PLANS to bill schools for the huge costs of becoming academies could save Bradford Council more than £5m, council bosses have said.

An increasing number of schools are making the switch away from local authority control, but currently the council pays for all the necessary legal and administrative work each time.

As this can amount to between £30,000 and £40,000 per conversion, council bosses say they fear the situation will get untenable unless they start charging the schools.

Education chief Councillor Imran Khan said there were 140 maintained schools in the district with the potential to become academies in future.

“Multiply that by £30,000 to £40,000 each time, and it’s a substantial amount, so for us it’s a route we have to explore,” he said.

Cllr Khan said many other local authorities had already gone down the route of billing schools for conversion costs, adding that the Department for Education gave schools some funding to cover such expenses.

He said with the authority’s budget being halved from £600m to £300m over a decade, “something’s got to give”.

He said: “All the salami-slicing, all the efficiency savings, all that has been done so we are really at a point where we have to consider which services to stop providing.”

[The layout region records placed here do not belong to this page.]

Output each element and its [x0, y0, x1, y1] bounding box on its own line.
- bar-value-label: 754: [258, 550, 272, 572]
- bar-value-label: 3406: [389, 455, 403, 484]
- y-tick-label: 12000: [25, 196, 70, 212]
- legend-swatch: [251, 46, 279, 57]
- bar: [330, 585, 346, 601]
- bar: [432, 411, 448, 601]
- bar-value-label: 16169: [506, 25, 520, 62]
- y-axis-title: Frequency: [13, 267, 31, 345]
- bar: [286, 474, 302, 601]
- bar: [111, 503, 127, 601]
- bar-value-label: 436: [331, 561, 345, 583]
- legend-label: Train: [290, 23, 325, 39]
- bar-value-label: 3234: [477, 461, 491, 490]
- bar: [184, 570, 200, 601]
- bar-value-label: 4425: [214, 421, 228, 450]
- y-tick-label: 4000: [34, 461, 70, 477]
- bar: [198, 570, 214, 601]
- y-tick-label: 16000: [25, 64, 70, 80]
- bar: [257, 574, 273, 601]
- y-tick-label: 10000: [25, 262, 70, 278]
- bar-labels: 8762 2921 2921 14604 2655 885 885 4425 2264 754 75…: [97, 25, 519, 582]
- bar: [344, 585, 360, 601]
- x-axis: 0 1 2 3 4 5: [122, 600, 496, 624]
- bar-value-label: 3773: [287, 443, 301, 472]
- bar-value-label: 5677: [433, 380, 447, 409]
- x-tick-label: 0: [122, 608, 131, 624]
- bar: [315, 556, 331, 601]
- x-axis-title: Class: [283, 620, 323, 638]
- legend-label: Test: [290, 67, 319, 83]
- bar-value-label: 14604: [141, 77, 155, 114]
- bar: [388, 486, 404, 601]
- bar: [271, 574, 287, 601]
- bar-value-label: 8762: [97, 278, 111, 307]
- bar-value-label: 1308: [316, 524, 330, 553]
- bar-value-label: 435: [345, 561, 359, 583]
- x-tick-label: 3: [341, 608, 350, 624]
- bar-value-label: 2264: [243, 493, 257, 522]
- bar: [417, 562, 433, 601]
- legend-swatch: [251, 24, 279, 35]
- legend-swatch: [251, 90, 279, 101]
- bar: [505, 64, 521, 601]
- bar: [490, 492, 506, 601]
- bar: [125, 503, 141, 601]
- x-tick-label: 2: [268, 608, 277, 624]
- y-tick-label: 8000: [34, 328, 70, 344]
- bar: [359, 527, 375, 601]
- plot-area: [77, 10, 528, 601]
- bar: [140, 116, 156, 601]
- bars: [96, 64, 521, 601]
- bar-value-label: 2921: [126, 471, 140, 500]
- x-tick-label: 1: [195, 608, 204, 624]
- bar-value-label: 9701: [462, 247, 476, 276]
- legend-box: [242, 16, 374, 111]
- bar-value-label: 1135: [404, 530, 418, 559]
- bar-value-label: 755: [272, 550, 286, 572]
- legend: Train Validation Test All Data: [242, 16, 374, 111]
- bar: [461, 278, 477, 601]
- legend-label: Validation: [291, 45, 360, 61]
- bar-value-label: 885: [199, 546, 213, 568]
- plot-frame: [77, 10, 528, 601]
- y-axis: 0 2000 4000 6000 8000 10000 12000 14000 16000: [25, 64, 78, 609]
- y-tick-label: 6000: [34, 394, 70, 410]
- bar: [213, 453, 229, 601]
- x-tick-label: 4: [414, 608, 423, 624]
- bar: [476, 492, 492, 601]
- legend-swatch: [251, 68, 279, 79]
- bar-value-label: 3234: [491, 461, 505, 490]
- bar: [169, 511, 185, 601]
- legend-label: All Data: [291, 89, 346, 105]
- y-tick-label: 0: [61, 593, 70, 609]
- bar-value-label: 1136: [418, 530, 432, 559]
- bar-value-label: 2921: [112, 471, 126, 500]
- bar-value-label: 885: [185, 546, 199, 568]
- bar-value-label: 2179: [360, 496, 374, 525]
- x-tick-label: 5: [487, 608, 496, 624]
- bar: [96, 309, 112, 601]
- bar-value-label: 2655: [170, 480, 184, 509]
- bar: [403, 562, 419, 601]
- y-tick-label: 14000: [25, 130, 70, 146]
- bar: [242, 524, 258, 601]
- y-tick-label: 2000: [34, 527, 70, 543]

The opposition Conservatives’ education spokesman Councillor Debbie Davies said not only did she agree with Labour’s proposal, she believes she gave them the idea.

Cllr Davies said she had suggested such a move during a speech at a full council meeting in July.

She said: “I said that some local authorities had decided to pass on the costs to schools that convert to become academies and perhaps that’s an option we should consider.”

Cllr Khan said: “I certainly don’t remember Cllr Davies suggesting it but if she did, I’m grateful for her support.”

The Department for Education did not respond to requests for a comment on Bradford Council's plans, but a council report says the DfE believes any charges imposed by local authorities "must be reasonable".

Currently, there are nine primary academies and five secondary academies in the district.

A further 30 schools have applied to convert - 24 primaries, five secondaries and one special school - with more expected in the future.

The new proposal to introduce charges will go before the council’s decision-making Executive on Tuesday.

But the changes will not address a second long-running concern of the Labour-led council, that when schools become academies, any debts remain with the council while any surplus money goes with the school.

Cllr Khan said this could saddle the council with between £4m and £25m of school debts.

But Cllr Davies questioned how local authority-maintained schools have been allowed to run up such deficits in the first place.

“How are they ever allowed to go into debt?” she said.